Après le plan de rigueur supplémentaire de novembre  2011, on peut s’attendre à ce qu’il y en ait d’autres. Pour tenir les engagements des gouvernements européens annoncés aujourd’hui, il faudra une récession en Europe en 2012. Tant que l’on fixera comme objectif des réductions de déficit public, tant que l’on « oubliera » les effets sur la croissance et donc sur les déficits publics de ces restrictions, on ira de mauvaises nouvelles en mauvaises nouvelles. En continuant de se référer aux rares exemples de restrictions qui ont fonctionné – le Canada ou  les pays scandinaves des années 1990 –, on se trompe radicalement de diagnostic : l’Union européenne est une grande économie peu ouverte ; une dévaluation compétitive ne viendra pas compenser les restrictions budgétaires ; la politique monétaire ne stimulera pas suffisamment l’économie pour éviter le pire. La politique macroéconomique ne se conduit pas régionalement, mais globalement.

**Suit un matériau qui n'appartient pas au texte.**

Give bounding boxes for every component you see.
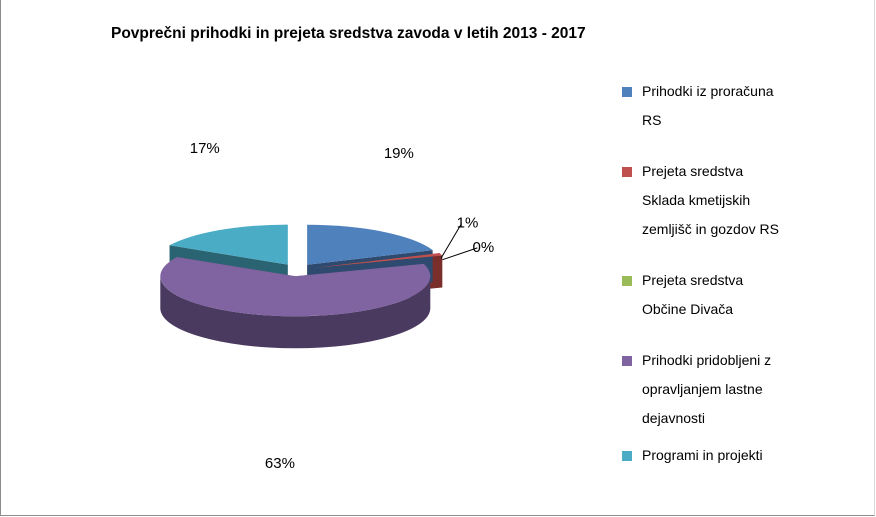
pie-slice-0	[307, 224, 433, 265]
legend-label-line: Programi in projekti	[642, 447, 763, 463]
legend-label-line: RS	[642, 112, 662, 128]
leader-line-1	[440, 223, 462, 259]
data-labels: 19% 1% 0% 63% 17%	[190, 140, 494, 472]
pie-slice-3	[160, 257, 431, 317]
legend-label-line: Sklada kmetijskih	[642, 192, 751, 208]
data-label-2: 0%	[473, 239, 495, 256]
legend-label-line: opravljanjem lastne	[642, 381, 763, 397]
legend-label: Prejeta sredstva Občine Divača	[642, 266, 857, 324]
data-label-4: 17%	[190, 140, 220, 157]
legend-label: Prejeta sredstva Sklada kmetijskih zemljiš…	[642, 157, 857, 244]
legend-label: Prihodki iz proračuna RS	[642, 77, 857, 135]
legend-swatch	[622, 276, 632, 286]
legend-label-line: zemljišč in gozdov RS	[642, 221, 779, 237]
label-leader-lines	[440, 223, 478, 261]
legend-label: Prihodki pridobljeni z opravljanjem lastn…	[642, 346, 857, 433]
data-label-0: 19%	[384, 145, 414, 162]
legend-label-line: Občine Divača	[642, 301, 734, 317]
leader-line-2	[442, 247, 478, 261]
pie-slice-tops	[160, 224, 443, 317]
pie-slice-side-3	[160, 276, 431, 349]
data-label-1: 1%	[457, 215, 479, 232]
legend-label: Programi in projekti	[642, 441, 857, 470]
legend-label-line: dejavnosti	[642, 410, 706, 426]
data-label-3: 63%	[265, 455, 295, 472]
legend-swatch	[622, 87, 632, 97]
legend-label-line: Prihodki pridobljeni z	[642, 352, 772, 368]
pie-slice-1	[313, 253, 443, 268]
legend-label-line: Prihodki iz proračuna	[642, 83, 774, 99]
legend-swatch	[622, 167, 632, 177]
legend-swatch	[622, 356, 632, 366]
chart-title: Povprečni prihodki in prejeta sredstva z…	[111, 25, 586, 42]
legend-label-line: Prejeta sredstva	[642, 163, 744, 179]
legend-label-line: Prejeta sredstva	[642, 272, 744, 288]
pie-slice-4	[169, 224, 288, 265]
legend-swatch	[622, 451, 632, 461]
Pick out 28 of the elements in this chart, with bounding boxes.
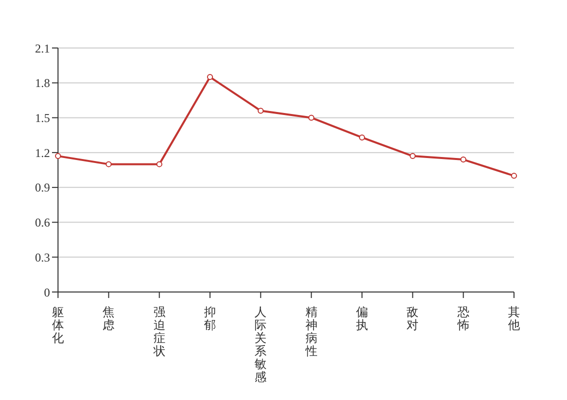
x-tick-label: 其他 xyxy=(508,305,520,332)
x-tick-label: 精神病性 xyxy=(304,305,318,358)
point xyxy=(207,74,213,80)
point xyxy=(410,153,416,160)
y-tick-label: 0 xyxy=(44,285,50,300)
x-tick-label: 强迫症状 xyxy=(152,305,166,358)
point xyxy=(156,161,162,168)
point xyxy=(308,114,314,121)
point xyxy=(106,161,112,168)
x-tick-label: 偏执 xyxy=(356,305,368,332)
y-tick-label: 0.6 xyxy=(35,216,50,230)
point xyxy=(460,156,466,163)
point xyxy=(55,153,61,160)
y-tick-label: 1.5 xyxy=(35,110,50,125)
x-tick-label: 抑郁 xyxy=(204,305,216,332)
x-tick-label: 人际关系敏感 xyxy=(254,305,267,384)
x-tick-label: 敌对 xyxy=(406,305,419,332)
x-tick-label: 恐怖 xyxy=(456,305,470,332)
y-tick-label: 1.8 xyxy=(35,76,50,90)
point xyxy=(359,134,365,140)
point xyxy=(511,172,517,179)
x-tick-label: 躯体化 xyxy=(52,305,64,345)
y-tick-label: 0.3 xyxy=(35,250,50,264)
point xyxy=(258,108,264,114)
y-tick-label: 0.9 xyxy=(35,180,50,195)
x-tick-label: 焦虑 xyxy=(102,305,115,332)
y-tick-label: 2.1 xyxy=(35,41,50,56)
y-tick-label: 1.2 xyxy=(35,146,50,160)
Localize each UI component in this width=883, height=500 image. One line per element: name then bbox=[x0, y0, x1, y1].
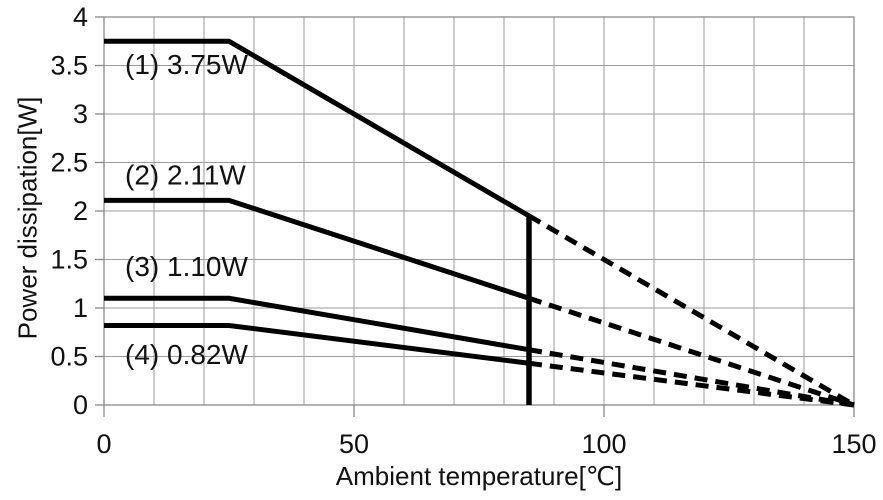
y-tick-label: 0 bbox=[73, 390, 88, 420]
series-label: (1) 3.75W bbox=[125, 49, 248, 80]
y-tick-label: 4 bbox=[73, 2, 88, 32]
series-line-dashed bbox=[528, 347, 855, 408]
series-line-solid bbox=[104, 322, 530, 366]
series-label: (2) 2.11W bbox=[125, 160, 246, 191]
series-label: (4) 0.82W bbox=[125, 339, 248, 370]
series-label: (3) 1.10W bbox=[125, 251, 248, 282]
series-line-dashed bbox=[528, 360, 855, 408]
y-tick-label: 3.5 bbox=[50, 51, 88, 81]
y-tick-label: 2.5 bbox=[50, 148, 88, 178]
x-axis-title: Ambient temperature[℃] bbox=[335, 461, 623, 491]
y-tick-label: 3 bbox=[73, 99, 88, 129]
x-tick-label: 50 bbox=[339, 429, 369, 459]
y-axis-title: Power dissipation[W] bbox=[12, 96, 43, 340]
x-tick-label: 100 bbox=[581, 429, 626, 459]
x-tick-label: 0 bbox=[96, 429, 111, 459]
series-line-solid bbox=[104, 38, 531, 219]
series-line-dashed bbox=[527, 213, 856, 408]
series-line-dashed bbox=[528, 295, 855, 408]
series-line-solid bbox=[104, 197, 530, 301]
y-tick-label: 1.5 bbox=[50, 245, 88, 275]
x-tick-label: 150 bbox=[831, 429, 876, 459]
y-tick-label: 0.5 bbox=[50, 342, 88, 372]
series-line-solid bbox=[104, 295, 530, 353]
y-tick-label: 1 bbox=[73, 293, 88, 323]
y-tick-label: 2 bbox=[73, 196, 88, 226]
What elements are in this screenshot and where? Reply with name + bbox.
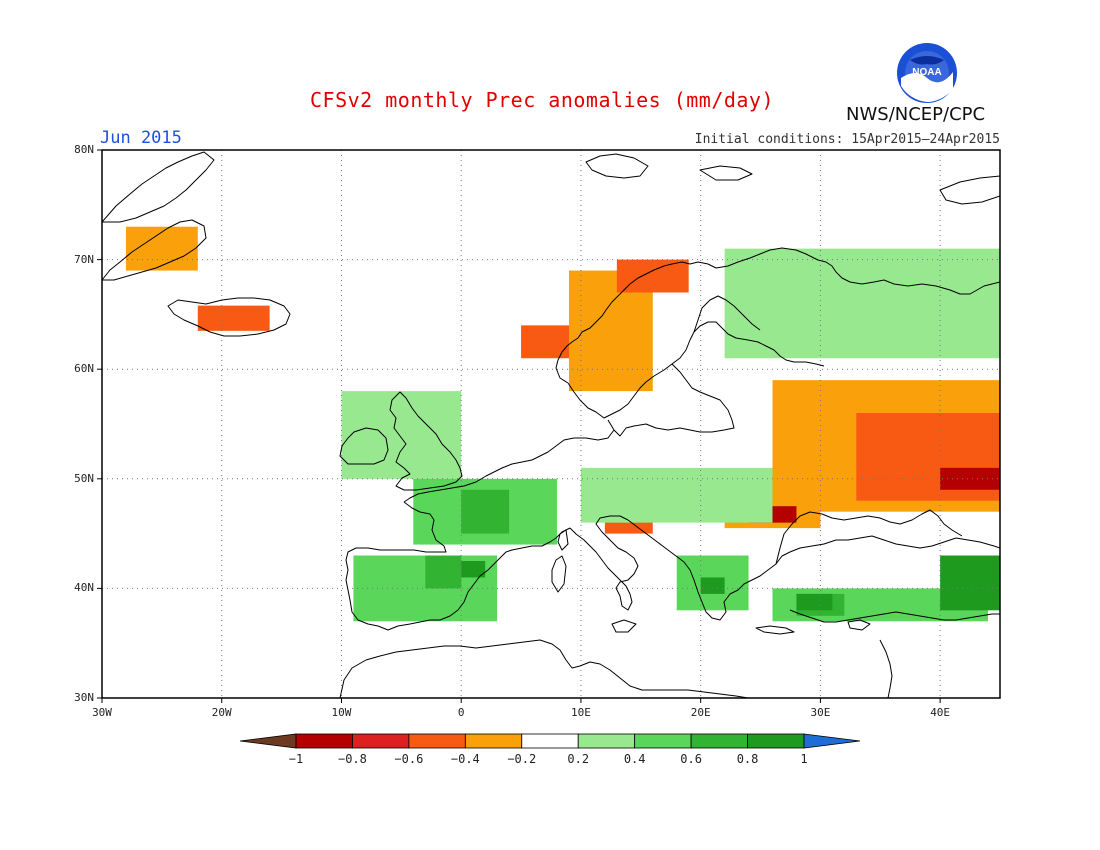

Sans croissance, les dettes publiques paraîtront insoutenables à des marchés financiers qui sont à la fois juges et victimes de l’insécurité des dettes publiques. Pourtant, les pays européens s’engagent dans une phase sans précédent de contrôle de ses finances publiques (avec succès, comme l’attestent les impulsions négatives en 2011, réalisées et celles annoncées pour 2012). De plus, l’Europe est dans une situation budgétaire globale préférable à celle des autres pays développés, ce qui donne à cette crise des dettes souveraines un parfum de renoncement catastrophique. L’alternative est de relâcher la pression des marchés sur le financement des Etats européens en  franchissant le pas de la solidarité européenne sur les dettes publiques. Cette solidarité pourrait être garantie par la Banque centrale européenne ou n’importe quelle institution ad hoc. Au final, il faudrait « monétiser » les obligations souveraines lorsque cela est nécessaire, sans limite, afin que chacun soit sûr que jamais un titre public ne fera défaut. Alors, la stratégie budgétaire de retour à l’équilibre pourrait être conduite avec un objectif de moyen terme, et non plus de court terme et on pourrait espérer sortir d’une récession, dont pour l’instant on ne voit pas la fin.